After working on one of the worst mass killings in US history, Chief Medical Examiner Kay Scarpetta returns home to recover, but an unsettling call drives her straight back to work. The body of a young woman has been discovered inside the sheltered gates of MIT, draped in an unusual cloth and posed in a way that is too deliberate to be the killer's first strike.
A preliminary examination reveals that the body is covered in a fine dust that under ultra-violet light fluoresces blood-red, emerald-green and sapphire-blue, and physical evidence links this to another series of disturbing homicides in Washington, DC. As she pieces together the fragments of evidence, Scarpetta discovers that the cases connect, yet also seem to conflict, drawing herself and her team deeper into the dark world of designer drugs, drone technology, organised crime, and shocking corruption at the highest level.

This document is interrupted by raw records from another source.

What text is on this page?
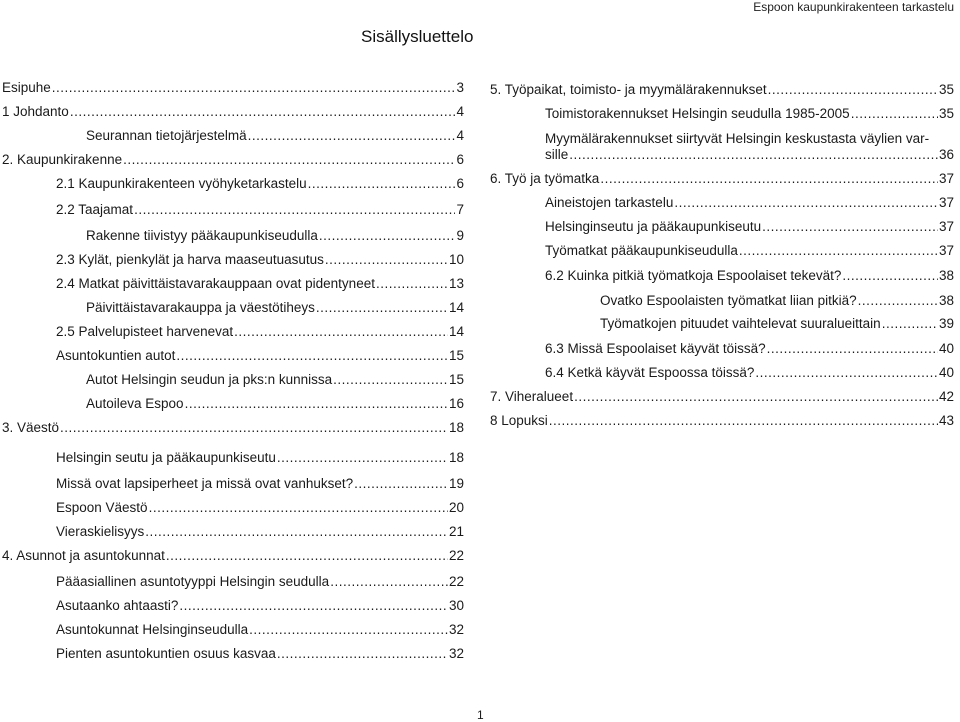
Espoon kaupunkirakenteen tarkastelu
Sisällysluettelo
Esipuhe .....	3
1 Johdanto .....	4
Seurannan tietojärjestelmä .....	4
2. Kaupunkirakenne .....	6
2.1 Kaupunkirakenteen vyöhyketarkastelu .....	6
2.2 Taajamat .....	7
Rakenne tiivistyy pääkaupunkiseudulla .....	9
2.3 Kylät, pienkylät ja harva maaseutuasutus .....	10
2.4 Matkat päivittäistavarakauppaan ovat pidentyneet .....	13
Päivittäistavarakauppa ja väestötiheys .....	14
2.5 Palvelupisteet harvenevat .....	14
Asuntokuntien autot .....	15
Autot Helsingin seudun ja pks:n kunnissa .....	15
Autoileva Espoo .....	16
3. Väestö .....	18
Helsingin seutu ja pääkaupunkiseutu .....	18
Missä ovat lapsiperheet ja missä ovat vanhukset? .....	19
Espoon Väestö .....	20
Vieraskielisyys .....	21
4. Asunnot ja asuntokunnat .....	22
Pääasiallinen asuntotyyppi Helsingin seudulla .....	22
Asutaanko ahtaasti? .....	30
Asuntokunnat Helsinginseudulla .....	32
Pienten asuntokuntien osuus kasvaa .....	32
5. Työpaikat, toimisto- ja myymälärakennukset .....	35
Toimistorakennukset Helsingin seudulla 1985-2005 .....	35
Myymälärakennukset siirtyvät Helsingin keskustasta väylien var-
sille .....	36
6. Työ ja työmatka .....	37
Aineistojen tarkastelu .....	37
Helsinginseutu ja pääkaupunkiseutu .....	37
Työmatkat pääkaupunkiseudulla .....	37
6.2 Kuinka pitkiä työmatkoja Espoolaiset tekevät? .....	38
Ovatko Espoolaisten työmatkat liian pitkiä? .....	38
Työmatkojen pituudet vaihtelevat suuralueittain .....	39
6.3 Missä Espoolaiset käyvät töissä? .....	40
6.4 Ketkä käyvät Espoossa töissä? .....	40
7. Viheralueet .....	42
8 Lopuksi .....	43
1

Patricia Cornwell is one of the world’s major international best-selling authors, translated into thirty-six languages across more than fifty countries. She is a founder of the Virginia Institute of Forensic Science and Medicine, a founding member of the National Forensic Academy, a member of the New York OCME Forensic Sciences Training Program’s Advisory Board, and a member of the Harvard-affiliated McLean Hospital’s National Council, where she is an advocate for psychiatric research.
In 2008 Cornwell won the Galaxy British Book Awards’ Books Direct Crime Thriller of the Year – the first American ever to win this prestigious award. Her most recent bestsellers include Scarpetta, Book of the Dead and The Front. Her earlier works include Postmortem – the only novel to win five major crime awards in a single year – and Cruel and Unusual, which won the coveted Gold Dagger award in 1993. Dr. Kay Scarpetta herself won the 1999 Sherlock Award for the best detective created by an American writer.